Which Cut of Diamond Looks The Biggest?
Which cut of diamond looks the biggest? GREAT question! Seriously – you’re onto something here that most clientele don’t consider. The shape – or cut – of a diamond has a huge impact on how big it looks, but before we get into the shapes themselves, we’ve gotta cover a few bases.
First, let’s review cut. It’s not to be confused with capital-C-Cut, which is part of a diamond’s grade and measures its proportions, how well it reflects and refracts light, symmetry, and polish, among other things. Rather, when most people say “diamond cut” they mean diamond shape – round brilliant, pear shape, emerald cut, etc. You can read more about capital-C-Cut here, and more about diamond shapes here.
Usually, people think of a round stone when they think about diamonds. It’s the default shape! But there are actually so many different shapes of diamonds, and anything that isn’t a round is considered a fancy shaped diamond. We wrote about them last week (check it out!) but to review, those shapes include:
- Emerald cut
- Pear Shape
- Cushion Cut
- Heart Shape
- Princess Cut
And there are more! Baguette, Old European, Rose Cut, Trillion, and other less prominent shapes. Plus proprietary cuts like Ashoka or CrissCut. Even specialty cuts that are super rare, like hexagons! Diamonds come in nearly every shape, size and color you can imagine. But today, we’re concerned about size.
The size of a diamond is measured in millimeters. Its weight is measured in carats. So a higher carat weight usually means a diamond that looks bigger – but not always. The more skilled a cutter is, the better he can maximize a diamond’s face-up appearance, without sacrificing the important balance of proportions that give a diamond sparkle and beauty. When a diamond looks bigger than it weighs, jewelers say it has “good spread” (check out more industry lingo here.)
A 1.5 carat diamond with good spread can look identical in size to a 2 carat diamond. That extra half carat will cost you a lot more though! The key to finding a diamond with good spread is also looking for one that doesn’t sacrifice its proportions. A diamond cut too shallow to achieve more spread will give the stone a lifeless, dull appearance. Likewise a diamond cut too deep will make a stone look too dark, and it will hide all that expensive carat weight in the bottom of the stone where you can’t see it anyway. You’re looking for a happy medium when you’re shopping on a budget.
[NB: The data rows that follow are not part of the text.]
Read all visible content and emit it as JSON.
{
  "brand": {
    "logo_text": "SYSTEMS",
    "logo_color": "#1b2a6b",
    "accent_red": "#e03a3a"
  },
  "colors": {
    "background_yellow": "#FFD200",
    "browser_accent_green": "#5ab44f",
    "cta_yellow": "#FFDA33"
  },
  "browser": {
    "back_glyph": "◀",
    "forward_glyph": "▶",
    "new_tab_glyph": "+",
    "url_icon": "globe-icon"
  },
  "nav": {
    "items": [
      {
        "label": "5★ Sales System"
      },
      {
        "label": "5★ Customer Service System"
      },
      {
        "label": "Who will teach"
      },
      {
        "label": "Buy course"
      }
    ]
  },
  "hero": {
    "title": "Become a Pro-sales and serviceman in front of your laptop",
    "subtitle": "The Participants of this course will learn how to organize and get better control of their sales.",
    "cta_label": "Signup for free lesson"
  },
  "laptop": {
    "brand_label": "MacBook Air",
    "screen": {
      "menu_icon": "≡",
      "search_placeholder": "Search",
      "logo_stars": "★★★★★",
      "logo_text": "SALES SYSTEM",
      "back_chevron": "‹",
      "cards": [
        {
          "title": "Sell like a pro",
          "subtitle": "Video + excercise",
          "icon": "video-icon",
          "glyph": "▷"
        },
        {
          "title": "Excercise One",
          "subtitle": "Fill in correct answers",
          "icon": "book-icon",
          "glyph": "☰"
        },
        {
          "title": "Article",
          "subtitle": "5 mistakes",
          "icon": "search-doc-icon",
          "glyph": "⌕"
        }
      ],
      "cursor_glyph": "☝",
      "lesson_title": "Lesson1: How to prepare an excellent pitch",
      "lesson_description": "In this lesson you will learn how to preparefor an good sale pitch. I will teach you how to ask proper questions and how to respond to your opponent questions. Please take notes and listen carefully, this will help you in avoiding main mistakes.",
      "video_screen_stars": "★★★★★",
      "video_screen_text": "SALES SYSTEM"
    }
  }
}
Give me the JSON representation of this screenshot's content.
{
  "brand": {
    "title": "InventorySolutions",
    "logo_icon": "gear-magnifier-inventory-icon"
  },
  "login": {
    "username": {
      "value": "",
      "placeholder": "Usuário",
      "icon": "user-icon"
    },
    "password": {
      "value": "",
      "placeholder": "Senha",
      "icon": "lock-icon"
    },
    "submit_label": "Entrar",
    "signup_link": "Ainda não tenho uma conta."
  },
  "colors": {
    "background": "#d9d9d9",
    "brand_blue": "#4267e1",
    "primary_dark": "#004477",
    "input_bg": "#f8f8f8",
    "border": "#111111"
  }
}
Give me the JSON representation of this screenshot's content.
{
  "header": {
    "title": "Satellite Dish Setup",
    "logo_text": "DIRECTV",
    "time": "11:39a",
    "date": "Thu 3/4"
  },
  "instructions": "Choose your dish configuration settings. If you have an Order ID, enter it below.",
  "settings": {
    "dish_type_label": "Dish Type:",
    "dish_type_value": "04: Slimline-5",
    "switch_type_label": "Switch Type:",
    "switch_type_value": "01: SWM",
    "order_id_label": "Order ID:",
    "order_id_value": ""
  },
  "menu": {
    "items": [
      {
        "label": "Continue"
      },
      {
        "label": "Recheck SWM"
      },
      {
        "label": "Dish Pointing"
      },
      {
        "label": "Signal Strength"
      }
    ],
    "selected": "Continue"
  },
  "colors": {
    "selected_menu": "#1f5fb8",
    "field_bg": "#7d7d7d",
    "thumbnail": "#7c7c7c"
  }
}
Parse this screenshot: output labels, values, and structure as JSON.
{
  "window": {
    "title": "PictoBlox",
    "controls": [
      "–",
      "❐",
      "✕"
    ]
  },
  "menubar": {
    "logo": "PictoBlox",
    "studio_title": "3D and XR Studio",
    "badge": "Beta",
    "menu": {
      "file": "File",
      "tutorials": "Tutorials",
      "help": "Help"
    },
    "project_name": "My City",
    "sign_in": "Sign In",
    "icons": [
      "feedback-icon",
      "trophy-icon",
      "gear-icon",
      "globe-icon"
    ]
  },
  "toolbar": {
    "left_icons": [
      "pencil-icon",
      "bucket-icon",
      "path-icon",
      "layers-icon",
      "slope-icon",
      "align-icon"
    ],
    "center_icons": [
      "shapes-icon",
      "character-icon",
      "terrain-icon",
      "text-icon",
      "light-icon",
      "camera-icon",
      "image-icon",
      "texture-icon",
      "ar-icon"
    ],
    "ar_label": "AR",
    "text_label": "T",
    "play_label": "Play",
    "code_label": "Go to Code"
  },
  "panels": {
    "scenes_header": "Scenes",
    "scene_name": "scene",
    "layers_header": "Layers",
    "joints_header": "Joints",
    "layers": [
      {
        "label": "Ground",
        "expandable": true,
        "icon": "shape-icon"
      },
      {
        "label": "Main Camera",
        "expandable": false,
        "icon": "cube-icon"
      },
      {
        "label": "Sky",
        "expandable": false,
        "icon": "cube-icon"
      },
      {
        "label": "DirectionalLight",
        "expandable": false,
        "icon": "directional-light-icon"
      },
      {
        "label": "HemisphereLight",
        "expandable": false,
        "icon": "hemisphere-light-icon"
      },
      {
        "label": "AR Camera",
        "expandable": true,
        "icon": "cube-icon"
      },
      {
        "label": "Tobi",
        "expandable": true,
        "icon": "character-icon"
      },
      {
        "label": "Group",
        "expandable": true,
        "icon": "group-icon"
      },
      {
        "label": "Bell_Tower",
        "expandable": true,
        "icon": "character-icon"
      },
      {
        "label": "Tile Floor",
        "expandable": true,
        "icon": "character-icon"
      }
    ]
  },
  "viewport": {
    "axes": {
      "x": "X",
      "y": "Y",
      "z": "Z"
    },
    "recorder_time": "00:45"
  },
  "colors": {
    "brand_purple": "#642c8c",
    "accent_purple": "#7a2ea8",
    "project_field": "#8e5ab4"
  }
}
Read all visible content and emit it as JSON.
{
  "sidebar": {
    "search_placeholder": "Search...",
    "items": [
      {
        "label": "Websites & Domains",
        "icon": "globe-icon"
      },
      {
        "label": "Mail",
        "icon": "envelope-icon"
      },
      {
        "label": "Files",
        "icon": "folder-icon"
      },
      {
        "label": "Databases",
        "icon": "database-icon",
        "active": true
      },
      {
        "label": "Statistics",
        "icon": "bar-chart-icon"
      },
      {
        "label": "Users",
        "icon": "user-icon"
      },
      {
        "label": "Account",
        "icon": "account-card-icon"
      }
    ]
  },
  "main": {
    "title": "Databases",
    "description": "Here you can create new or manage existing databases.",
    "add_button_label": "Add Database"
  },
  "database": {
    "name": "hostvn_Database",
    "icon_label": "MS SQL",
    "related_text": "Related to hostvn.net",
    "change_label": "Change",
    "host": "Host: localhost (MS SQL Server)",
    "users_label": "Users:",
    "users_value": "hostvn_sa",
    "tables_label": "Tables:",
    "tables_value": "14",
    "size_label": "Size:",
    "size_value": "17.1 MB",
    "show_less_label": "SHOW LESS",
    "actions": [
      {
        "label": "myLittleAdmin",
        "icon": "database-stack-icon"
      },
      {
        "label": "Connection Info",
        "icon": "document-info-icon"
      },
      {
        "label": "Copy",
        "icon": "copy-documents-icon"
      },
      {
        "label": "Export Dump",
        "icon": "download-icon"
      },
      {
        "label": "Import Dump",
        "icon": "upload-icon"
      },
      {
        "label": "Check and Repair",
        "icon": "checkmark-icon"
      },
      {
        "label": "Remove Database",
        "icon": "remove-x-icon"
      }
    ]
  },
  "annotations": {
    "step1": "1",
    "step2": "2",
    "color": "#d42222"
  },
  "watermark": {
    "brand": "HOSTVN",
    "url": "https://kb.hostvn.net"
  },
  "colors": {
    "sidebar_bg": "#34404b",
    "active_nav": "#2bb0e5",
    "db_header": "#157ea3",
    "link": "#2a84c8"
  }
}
So now you know the lingo and what to look for across the wide world of diamond shapes (spread spread spread.) Let’s get to the good stuff: which cut of diamond looks the BIGGEST?!
Elongated fancy shapes are always your best bet. They lengthen your finger when worn as a ring, and their length to width ratio gives the eye a chance to scan all that vast diamond goodness. And their tables are usually larger – which means more surface area on the aerial view of a diamond. Elongated fancy shapes are:
- Pear Shapes
- Emerald Cuts
- Some Radiant Cuts
The shape least likely to look bigger than it is? Princess cut. They’re stunning, and if you love this shape, don’t let this dissuade you – their balance of brilliance and clean lines is one-of-a-kind. But because of the way they’re cut, they tend to be a bit bottom heavy, holding a lot of their carat weight in the base of the diamond. That being said, princess cuts are the most popular fancy shape, come closest to replicating the fire and brilliance of a round brilliant, still look bigger than a round brilliant of equal weight and cost less-per-carat than identical round brilliants.
If you’re open to diamond shapes, and just want the biggest stone you can possibly get, look to the elongated fancy shapes first! If you have your heart set on a certain shape, don’t worry about how much bigger it might look as a different shape. Instead, focus on using the 4C’s to maximize your budget, and turn to your favorite jeweler to find out how to get the best deal on a diamond.